Curried lentil soup with tomato is supreme comfort food when weather turns chilly
Mary Bilyeu, Contributor
Last week, we went through some sort of time warp. We were thrust without warning from 100-degree days of summer excess to days so chilly and rainy and reminiscent of late fall that we debated turning on our furnaces. (For the record, mine went on almost immediately. I'm always cold anyway, so it only took a brief moment for me to make that decision.)
So I made the leap from sauteeing zucchini and making refreshing peach desserts — utilizing gorgeous end-of-summer bounty — to making standard cold-weather food. I woke up one morning and decided I wanted to make soup.
And so, I offer a recipe for one of my favorites. This comes together so quickly that I made it while I waited for my morning coffee to brew, and was able to bring it to work for lunch. The small orange lentils — rather than the larger brown or green ones — are the key ingredient; they cook down without any pre-soaking.
The Numi Organic Toasted Rice tea bags (which I'd received as a gift in order to sample the product) added a subtle flavor to the soup, but they aren't essential if you don't have them.
Nutritious and delicious, this Curried Lentil Soup is supreme comfort food.
And there's even a lovely fresh tomato in it, for color and flavor. It's still officially summer, after all, even if that was hard to remember last week!
Curried Lentil Soup with Tomato
1 tablespoon ghee or butter
1-1/2 teaspoons kosher salt
1 teaspoon curry powder
1/2 teaspoon garam masala
1/4 teaspoon red pepper flakes
1 small red onion, chopped
1 cup small orange lentils
3 cups water
2 Numi Organic Toasted Rice tea bags, optional (a lovely marketing gift!)
1 cup light coconut milk
1 tomato, chopped
Melt the ghee/butter in a medium saucepan over medium heat. Add the salt, curry powder, garam masala and red pepper flakes; cook for 1 minute. Add the onion and cook for 1 minute. Add the lentils, water and tea bags; cover and bring to a boil, cooking for 5 minutes until the lentils are softening. Add the coconut milk and tomato; cover and simmer for 15 minutes until lentils are tender.
Serves 4.
Mary Bilyeu has won or placed in more than 60 cooking contests and writes about her adventures in the kitchen. She was thrilled to have her post about Scottish Oatmeal Shortbread named as one of the daily "Best of the Blogs" by the prestigious Food News Journal.

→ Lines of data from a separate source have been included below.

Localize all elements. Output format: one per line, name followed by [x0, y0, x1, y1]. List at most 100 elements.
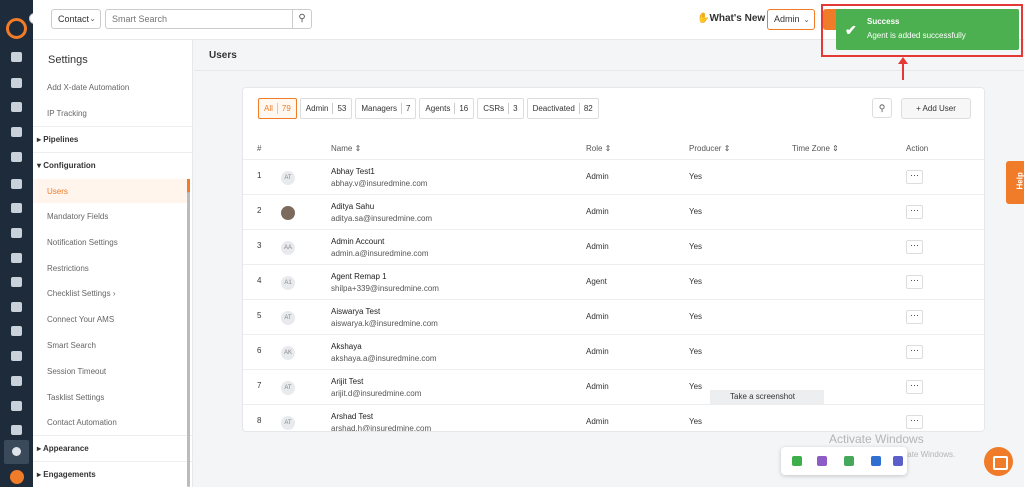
row-actions-button[interactable]: ···: [906, 170, 923, 184]
sidebar-item-smart-search[interactable]: Smart Search: [47, 341, 96, 350]
table-row[interactable]: 2 Aditya Sahu aditya.sa@insuredmine.com …: [243, 195, 984, 230]
user-name[interactable]: Abhay Test1: [331, 167, 375, 176]
report-icon[interactable]: [11, 228, 22, 238]
sidebar-item-mandatory-fields[interactable]: Mandatory Fields: [47, 212, 108, 221]
sidebar-item-restrictions[interactable]: Restrictions: [47, 264, 89, 273]
table-row[interactable]: 5 AT Aiswarya Test aiswarya.k@insuredmin…: [243, 300, 984, 335]
folder-icon[interactable]: [11, 302, 22, 312]
dollar-icon[interactable]: [11, 253, 22, 263]
table-row[interactable]: 4 A1 Agent Remap 1 shilpa+339@insuredmin…: [243, 265, 984, 300]
sidebar-item-session-timeout[interactable]: Session Timeout: [47, 367, 106, 376]
contact-type-select[interactable]: Contact ⌄: [51, 9, 101, 29]
column-header-role[interactable]: Role ⇕: [586, 144, 611, 153]
shield-check-icon[interactable]: [792, 456, 802, 466]
sidebar-section-engagements[interactable]: ▸ Engagements: [37, 470, 96, 479]
user-name[interactable]: Aditya Sahu: [331, 202, 374, 211]
sidebar-item-users[interactable]: Users: [33, 179, 190, 203]
table-row[interactable]: 1 AT Abhay Test1 abhay.v@insuredmine.com…: [243, 160, 984, 195]
bank-icon[interactable]: [11, 102, 22, 112]
google-icon[interactable]: [11, 326, 22, 336]
filter-csrs[interactable]: CSRs 3: [477, 98, 524, 119]
row-actions-button[interactable]: ···: [906, 275, 923, 289]
user-name[interactable]: Admin Account: [331, 237, 384, 246]
search-icon[interactable]: ⚲: [872, 98, 892, 118]
row-number: 7: [257, 381, 262, 390]
pen-icon[interactable]: [817, 456, 827, 466]
user-role: Admin: [586, 417, 609, 426]
row-actions-button[interactable]: ···: [906, 345, 923, 359]
sidebar-scrollbar[interactable]: [187, 192, 190, 487]
check-icon: ✔: [845, 22, 857, 38]
row-actions-button[interactable]: ···: [906, 380, 923, 394]
search-icon[interactable]: ⚲: [292, 9, 312, 29]
analytics-icon[interactable]: [11, 425, 22, 435]
sidebar-item-contact-automation[interactable]: Contact Automation: [47, 418, 117, 427]
add-user-button[interactable]: + Add User: [901, 98, 971, 119]
sidebar-item-add-xdate-automation[interactable]: Add X-date Automation: [47, 83, 129, 92]
sidebar-section-pipelines[interactable]: ▸ Pipelines: [37, 135, 78, 144]
settings-icon[interactable]: [4, 440, 29, 464]
recycle-icon[interactable]: [844, 456, 854, 466]
user-name[interactable]: Arijit Test: [331, 377, 363, 386]
sort-icon: ⇕: [829, 144, 839, 153]
table-row[interactable]: 8 AT Arshad Test arshad.h@insuredmine.co…: [243, 405, 984, 431]
help-tab[interactable]: Help: [1006, 161, 1024, 204]
table-row[interactable]: 7 AT Arijit Test arijit.d@insuredmine.co…: [243, 370, 984, 405]
documents-icon[interactable]: [11, 78, 22, 88]
sidebar-section-label: Appearance: [42, 444, 89, 453]
annotation-arrow-line: [902, 60, 904, 80]
filter-all[interactable]: All 79: [258, 98, 297, 119]
filter-count: 82: [583, 104, 593, 113]
sidebar-item-ip-tracking[interactable]: IP Tracking: [47, 109, 87, 118]
folder-open-icon[interactable]: [11, 277, 22, 287]
user-name[interactable]: Akshaya: [331, 342, 362, 351]
app-logo-icon[interactable]: [6, 18, 27, 39]
role-select[interactable]: Admin ⌄: [767, 9, 815, 30]
calendar-icon[interactable]: [11, 351, 22, 361]
sidebar-item-tasklist-settings[interactable]: Tasklist Settings: [47, 393, 104, 402]
user-name[interactable]: Agent Remap 1: [331, 272, 387, 281]
sidebar-section-appearance[interactable]: ▸ Appearance: [37, 444, 89, 453]
row-actions-button[interactable]: ···: [906, 240, 923, 254]
column-header-timezone[interactable]: Time Zone ⇕: [792, 144, 839, 153]
table-row[interactable]: 6 AK Akshaya akshaya.a@insuredmine.com A…: [243, 335, 984, 370]
whats-new-label: What's New: [709, 13, 766, 24]
sidebar-item-connect-ams[interactable]: Connect Your AMS: [47, 315, 114, 324]
user-producer: Yes: [689, 277, 703, 286]
list-icon[interactable]: [11, 127, 22, 137]
sidebar-section-label: Pipelines: [43, 135, 79, 144]
filter-icon[interactable]: [11, 179, 22, 189]
filter-managers[interactable]: Managers 7: [355, 98, 417, 119]
defender-icon[interactable]: [871, 456, 881, 466]
row-actions-button[interactable]: ···: [906, 310, 923, 324]
sidebar-item-notification-settings[interactable]: Notification Settings: [47, 238, 118, 247]
filter-agents[interactable]: Agents 16: [419, 98, 475, 119]
success-toast[interactable]: ✔ Success Agent is added successfully: [836, 9, 1019, 50]
filter-admin[interactable]: Admin 53: [299, 98, 353, 119]
whats-new-link[interactable]: ✋What's New: [697, 13, 765, 24]
user-name[interactable]: Arshad Test: [331, 412, 373, 421]
megaphone-icon[interactable]: [11, 203, 22, 213]
filter-deactivated[interactable]: Deactivated 82: [526, 98, 599, 119]
row-number: 2: [257, 206, 262, 215]
smart-search-input[interactable]: [105, 9, 293, 29]
row-actions-button[interactable]: ···: [906, 415, 923, 429]
sidebar-item-checklist-settings[interactable]: Checklist Settings ›: [47, 289, 115, 298]
user-name[interactable]: Aiswarya Test: [331, 307, 380, 316]
signature-icon[interactable]: [11, 401, 22, 411]
contacts-icon[interactable]: [11, 52, 22, 62]
filter-label: Deactivated: [532, 104, 575, 113]
column-header-name[interactable]: Name ⇕: [331, 144, 361, 153]
table-row[interactable]: 3 AA Admin Account admin.a@insuredmine.c…: [243, 230, 984, 265]
help-icon[interactable]: [10, 470, 24, 484]
sidebar-section-configuration[interactable]: ▾ Configuration: [37, 161, 96, 170]
teams-icon[interactable]: [893, 456, 903, 466]
chat-icon[interactable]: [984, 447, 1013, 476]
column-header-producer[interactable]: Producer ⇕: [689, 144, 730, 153]
hand-icon: ✋: [697, 13, 710, 24]
row-actions-button[interactable]: ···: [906, 205, 923, 219]
help-tab-label: Help: [1015, 172, 1024, 190]
id-card-icon[interactable]: [11, 152, 22, 162]
user-producer: Yes: [689, 312, 703, 321]
mail-icon[interactable]: [11, 376, 22, 386]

Go visit Mary's blog — Food Floozie — on which she enthuses and effuses over all things food-related. Her newest feature is Frugal Floozie Friday, seeking fun and food for $5 or less ... really! Feel free to email her with questions or comments or suggestions: yentamary@gmail.com.
The phrase "You Should Only Be Happy" (written in Hebrew on the stone pictured in this post) comes from Deuteronomy 16:15 and is a wish for all her readers as they cook along with her ... may you always be happy here.
Comments
BhavanaJagat
Thu, Sep 15, 2011 : 5:04 p.m.
Thanks for sharing your recipe for Comfort. You may even try it in a little different way. Prepare the seasoning using any liquid vegetable oil like canola, fry the onions first. Then add tomato either fresh(Vine-ripe) or even canned. Tomato needs to be cooked at low heat until it becomes soft and the oil separates. Add spices, and then add coconut milk. Boil lentils separately, and add lentils to the prepared seasoning. You may like to top it with a few chopped fresh coriander leaves. I may not use either curry powder or garam masala. The spices that I would use would be mustard, cumin, and a pinch of turmeric.